The KDWWN members informative calling out and humour-lined testimonies make clear that the question: “how accessible is this building or this flight or this bathroom?” is critical to planning a workshop and it is one that should be asked again and again.
Changes that have been made:
- The phrases “people with disabilities” or “people living with disabilities” have been changed to “persons with disabilities,” which is the correct term.
- “…after our participants had trouble being fully accommodated given their disabilities,…” has been changed to “after the hotel and airlines we had booked for the workshop failed to fully accommodate the persons with disabilities participating in the workshop.” The initial phrase implied that the burden was on the persons with disabilities to be fully accommodated, instead of the institutions.

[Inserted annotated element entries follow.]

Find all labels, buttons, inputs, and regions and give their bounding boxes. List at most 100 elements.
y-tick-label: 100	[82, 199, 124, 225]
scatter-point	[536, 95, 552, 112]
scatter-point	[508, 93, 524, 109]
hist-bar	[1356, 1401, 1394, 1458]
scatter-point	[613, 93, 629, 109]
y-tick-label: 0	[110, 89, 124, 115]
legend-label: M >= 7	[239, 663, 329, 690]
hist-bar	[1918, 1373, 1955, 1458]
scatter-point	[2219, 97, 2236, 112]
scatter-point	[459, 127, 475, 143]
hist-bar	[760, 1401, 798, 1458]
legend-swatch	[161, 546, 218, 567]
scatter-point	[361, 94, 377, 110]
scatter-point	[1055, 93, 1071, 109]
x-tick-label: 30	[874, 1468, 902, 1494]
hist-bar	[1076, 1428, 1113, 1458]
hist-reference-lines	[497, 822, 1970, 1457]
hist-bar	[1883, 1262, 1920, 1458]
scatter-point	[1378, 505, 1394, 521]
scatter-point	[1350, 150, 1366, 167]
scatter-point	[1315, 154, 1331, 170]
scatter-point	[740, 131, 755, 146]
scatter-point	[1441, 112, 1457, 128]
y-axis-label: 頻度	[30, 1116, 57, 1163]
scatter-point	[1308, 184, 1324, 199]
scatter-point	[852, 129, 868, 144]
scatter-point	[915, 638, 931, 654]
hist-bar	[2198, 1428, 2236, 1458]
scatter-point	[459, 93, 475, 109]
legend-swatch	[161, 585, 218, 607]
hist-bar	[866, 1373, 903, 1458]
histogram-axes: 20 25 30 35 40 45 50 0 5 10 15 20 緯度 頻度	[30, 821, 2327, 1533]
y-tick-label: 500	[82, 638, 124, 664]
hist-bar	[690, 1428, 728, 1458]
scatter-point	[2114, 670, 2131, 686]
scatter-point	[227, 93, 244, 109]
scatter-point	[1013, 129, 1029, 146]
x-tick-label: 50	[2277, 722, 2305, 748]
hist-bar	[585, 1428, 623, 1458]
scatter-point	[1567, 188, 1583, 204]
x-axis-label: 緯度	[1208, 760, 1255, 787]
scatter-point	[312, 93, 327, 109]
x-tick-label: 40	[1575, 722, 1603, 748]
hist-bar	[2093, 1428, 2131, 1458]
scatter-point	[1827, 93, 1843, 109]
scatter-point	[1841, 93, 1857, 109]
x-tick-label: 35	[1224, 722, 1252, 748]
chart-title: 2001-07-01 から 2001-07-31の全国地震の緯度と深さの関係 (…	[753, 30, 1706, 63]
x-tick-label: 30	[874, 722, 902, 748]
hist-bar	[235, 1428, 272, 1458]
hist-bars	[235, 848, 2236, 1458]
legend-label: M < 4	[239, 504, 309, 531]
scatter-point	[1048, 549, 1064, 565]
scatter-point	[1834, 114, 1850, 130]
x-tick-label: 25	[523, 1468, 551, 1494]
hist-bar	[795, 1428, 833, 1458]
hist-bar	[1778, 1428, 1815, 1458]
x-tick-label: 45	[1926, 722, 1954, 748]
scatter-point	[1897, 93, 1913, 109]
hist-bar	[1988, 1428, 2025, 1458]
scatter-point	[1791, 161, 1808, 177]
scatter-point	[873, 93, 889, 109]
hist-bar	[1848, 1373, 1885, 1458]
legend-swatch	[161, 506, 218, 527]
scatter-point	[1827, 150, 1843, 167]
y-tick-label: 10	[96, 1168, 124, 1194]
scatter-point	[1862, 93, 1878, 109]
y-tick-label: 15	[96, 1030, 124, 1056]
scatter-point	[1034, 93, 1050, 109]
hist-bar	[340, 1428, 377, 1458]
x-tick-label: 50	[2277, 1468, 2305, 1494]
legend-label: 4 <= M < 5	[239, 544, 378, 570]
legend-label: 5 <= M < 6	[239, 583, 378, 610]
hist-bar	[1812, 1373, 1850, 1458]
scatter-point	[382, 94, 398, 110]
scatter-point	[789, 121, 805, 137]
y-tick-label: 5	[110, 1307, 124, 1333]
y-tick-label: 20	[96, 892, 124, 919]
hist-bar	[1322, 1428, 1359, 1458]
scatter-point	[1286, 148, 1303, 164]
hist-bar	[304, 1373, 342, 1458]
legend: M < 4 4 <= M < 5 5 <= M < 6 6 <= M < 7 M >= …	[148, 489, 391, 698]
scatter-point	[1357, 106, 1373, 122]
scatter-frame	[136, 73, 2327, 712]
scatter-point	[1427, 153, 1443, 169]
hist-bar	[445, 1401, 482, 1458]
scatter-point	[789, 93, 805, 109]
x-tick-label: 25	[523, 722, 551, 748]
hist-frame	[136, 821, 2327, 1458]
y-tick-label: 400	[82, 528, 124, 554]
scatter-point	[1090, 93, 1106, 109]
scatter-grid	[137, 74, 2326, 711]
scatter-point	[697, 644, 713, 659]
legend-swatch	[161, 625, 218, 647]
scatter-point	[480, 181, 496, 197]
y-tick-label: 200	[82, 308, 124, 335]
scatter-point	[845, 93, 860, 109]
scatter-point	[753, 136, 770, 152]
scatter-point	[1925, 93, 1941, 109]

- “However, what was even more striking to me was their refusal to put their disabilities at arm’s length – to perform the shame that people with disabilities are often expected to hold” was removed as it suggests that persons with disabilities are expected to hold shame
- “The very fact of these women gathering, some visually impaired, physically disabled and deaf, others experiencing chronic mental illness, was powerful” has been removed as it implies that the everyday actions persons with disabilities do are done for the purposes of inspiring able-bodied people.
- Every instance of the word “complaint” was changed to “calling out” or “being called out” because complaint is often used to disparage persons with disability when they call out our ableist society.